According to OSHA area director Diane M. Brayden, the action results from an investigation conducted from February 3 through July 16 under a local OSHA program that emphasizes woodworking industries. LSW Industries manufactures wooden pallets.
The alleged serious violations for which the employer was cited included:
- failure to have forklift truck operators wear seat belts;
- failure to provide fixed ladder with uniform rung spacing;
- failure to properly guard floor openings;
- failure to maintain exit passageways;
- failure to implement a training program for noise exposure;
- failure to provide personal protective equipment;
- failure to provide lockout-tagout procedures, and periodic review of a training program, to prevent the accidental start-up of machinery during repair or servicing;
- failure to maintain fire extinguishers and conduct fire extinguisher training;
- failure to provide adequate guarding of ingoing nip points, points of operation, rotating parts, and other moving parts of machinery;
- failure to properly maintain forklift trucks;
- failure to maintain bench grinders;
- failure to reduce the pressure of compressed air used for cleaning to less than 30 psi;
- failure to cover exposed electrical equipment;
- failure to have electrical-safety training and work procedures.

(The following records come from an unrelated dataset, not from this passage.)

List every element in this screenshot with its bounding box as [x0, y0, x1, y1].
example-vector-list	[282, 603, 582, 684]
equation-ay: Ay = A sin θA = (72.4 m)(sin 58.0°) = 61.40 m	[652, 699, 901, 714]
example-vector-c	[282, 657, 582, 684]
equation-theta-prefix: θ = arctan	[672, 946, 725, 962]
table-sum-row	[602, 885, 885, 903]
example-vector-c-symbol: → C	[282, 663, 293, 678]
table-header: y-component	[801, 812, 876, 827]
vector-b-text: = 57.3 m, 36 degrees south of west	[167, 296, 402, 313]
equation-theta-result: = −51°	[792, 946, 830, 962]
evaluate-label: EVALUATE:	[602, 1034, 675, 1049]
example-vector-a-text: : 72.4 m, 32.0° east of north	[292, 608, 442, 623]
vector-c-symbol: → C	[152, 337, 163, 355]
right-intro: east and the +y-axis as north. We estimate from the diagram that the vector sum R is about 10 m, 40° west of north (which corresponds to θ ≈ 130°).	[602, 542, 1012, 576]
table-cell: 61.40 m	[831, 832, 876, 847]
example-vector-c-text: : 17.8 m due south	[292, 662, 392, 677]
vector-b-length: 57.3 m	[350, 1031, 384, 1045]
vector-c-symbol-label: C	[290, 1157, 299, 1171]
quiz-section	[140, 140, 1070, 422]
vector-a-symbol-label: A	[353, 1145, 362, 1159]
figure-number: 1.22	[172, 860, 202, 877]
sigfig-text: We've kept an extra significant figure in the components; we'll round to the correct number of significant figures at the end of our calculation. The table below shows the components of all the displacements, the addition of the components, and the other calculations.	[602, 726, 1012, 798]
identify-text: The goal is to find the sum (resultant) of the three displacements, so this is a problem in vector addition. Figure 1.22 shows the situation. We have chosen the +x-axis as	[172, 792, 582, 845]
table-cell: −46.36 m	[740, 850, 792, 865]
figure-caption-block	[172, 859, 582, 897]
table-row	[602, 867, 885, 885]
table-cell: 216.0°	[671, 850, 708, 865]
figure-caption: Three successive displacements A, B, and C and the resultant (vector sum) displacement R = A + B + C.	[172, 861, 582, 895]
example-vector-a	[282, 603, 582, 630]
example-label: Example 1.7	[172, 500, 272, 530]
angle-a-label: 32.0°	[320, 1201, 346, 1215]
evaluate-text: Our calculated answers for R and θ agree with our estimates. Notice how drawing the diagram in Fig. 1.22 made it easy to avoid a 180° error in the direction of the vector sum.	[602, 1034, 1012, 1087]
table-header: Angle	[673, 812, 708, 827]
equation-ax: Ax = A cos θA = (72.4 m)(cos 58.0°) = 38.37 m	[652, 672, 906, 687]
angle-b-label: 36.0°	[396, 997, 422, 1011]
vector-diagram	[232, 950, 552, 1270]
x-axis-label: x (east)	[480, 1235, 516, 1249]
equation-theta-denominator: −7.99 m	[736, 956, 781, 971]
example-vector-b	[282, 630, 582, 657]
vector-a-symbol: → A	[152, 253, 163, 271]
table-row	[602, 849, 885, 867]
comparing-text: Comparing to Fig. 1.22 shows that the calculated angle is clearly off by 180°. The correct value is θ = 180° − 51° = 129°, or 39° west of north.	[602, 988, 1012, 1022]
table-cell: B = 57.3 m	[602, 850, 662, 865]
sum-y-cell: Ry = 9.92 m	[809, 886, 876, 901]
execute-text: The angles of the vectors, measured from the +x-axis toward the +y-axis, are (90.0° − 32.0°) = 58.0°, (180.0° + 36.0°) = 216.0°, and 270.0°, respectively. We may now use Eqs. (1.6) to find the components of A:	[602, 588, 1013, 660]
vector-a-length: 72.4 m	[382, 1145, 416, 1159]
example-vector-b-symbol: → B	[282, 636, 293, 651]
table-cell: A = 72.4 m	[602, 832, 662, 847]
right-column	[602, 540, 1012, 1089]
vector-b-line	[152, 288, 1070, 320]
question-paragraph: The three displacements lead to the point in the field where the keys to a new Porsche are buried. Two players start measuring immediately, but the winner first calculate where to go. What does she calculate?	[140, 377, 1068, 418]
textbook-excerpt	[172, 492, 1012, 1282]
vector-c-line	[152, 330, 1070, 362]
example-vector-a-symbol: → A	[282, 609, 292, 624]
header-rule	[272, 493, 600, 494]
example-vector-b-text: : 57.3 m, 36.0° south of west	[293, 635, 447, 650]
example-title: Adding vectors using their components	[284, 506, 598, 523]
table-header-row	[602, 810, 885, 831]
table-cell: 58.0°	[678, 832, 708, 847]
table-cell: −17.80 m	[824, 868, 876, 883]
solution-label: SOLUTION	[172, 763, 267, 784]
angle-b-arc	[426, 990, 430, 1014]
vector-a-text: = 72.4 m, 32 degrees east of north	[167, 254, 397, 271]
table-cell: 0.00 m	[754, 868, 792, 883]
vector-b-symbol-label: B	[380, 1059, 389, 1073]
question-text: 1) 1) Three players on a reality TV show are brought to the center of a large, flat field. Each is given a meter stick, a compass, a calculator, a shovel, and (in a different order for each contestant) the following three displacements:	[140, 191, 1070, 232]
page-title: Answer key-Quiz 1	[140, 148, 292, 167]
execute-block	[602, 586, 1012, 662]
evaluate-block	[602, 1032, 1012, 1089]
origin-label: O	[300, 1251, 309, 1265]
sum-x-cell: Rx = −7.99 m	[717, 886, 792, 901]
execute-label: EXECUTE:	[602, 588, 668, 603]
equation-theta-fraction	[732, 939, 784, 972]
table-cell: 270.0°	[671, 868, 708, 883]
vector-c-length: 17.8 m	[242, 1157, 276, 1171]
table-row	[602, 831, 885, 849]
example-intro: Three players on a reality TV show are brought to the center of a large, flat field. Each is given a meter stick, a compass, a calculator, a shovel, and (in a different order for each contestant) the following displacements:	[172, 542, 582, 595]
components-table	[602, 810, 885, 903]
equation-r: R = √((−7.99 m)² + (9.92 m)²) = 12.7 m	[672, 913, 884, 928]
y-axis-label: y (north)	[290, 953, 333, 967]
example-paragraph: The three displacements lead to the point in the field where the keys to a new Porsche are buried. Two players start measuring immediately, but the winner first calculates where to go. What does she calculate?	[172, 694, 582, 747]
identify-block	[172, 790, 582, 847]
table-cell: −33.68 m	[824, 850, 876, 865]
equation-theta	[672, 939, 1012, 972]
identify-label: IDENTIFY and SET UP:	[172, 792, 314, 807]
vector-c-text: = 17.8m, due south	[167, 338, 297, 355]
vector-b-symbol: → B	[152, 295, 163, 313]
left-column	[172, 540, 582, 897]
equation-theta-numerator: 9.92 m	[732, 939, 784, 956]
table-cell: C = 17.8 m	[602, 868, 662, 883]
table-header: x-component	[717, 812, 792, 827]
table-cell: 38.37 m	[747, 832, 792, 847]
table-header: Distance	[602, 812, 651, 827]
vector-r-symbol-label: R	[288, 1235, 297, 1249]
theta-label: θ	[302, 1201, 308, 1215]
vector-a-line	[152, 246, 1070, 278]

Alleged other-than-serious violations for which the firm was cited included not keeping aisles and passageways clear and in good repair, not displaying floor loading sign and exit signs, and not having a respiratory protection program. Others included using extension cords as permanent wiring, failure to label circuit breakers in electrical panels, and failure to identify the contents of containers of chemicals.
A serious violation is defined as a condition which exists where there is a substantial possibility that death or serious physical harm can result. An other-than-serious violation is a hazardous condition that would probably not cause death or serious physical harm but would have a direct and immediate relationship to the safety and health of employees.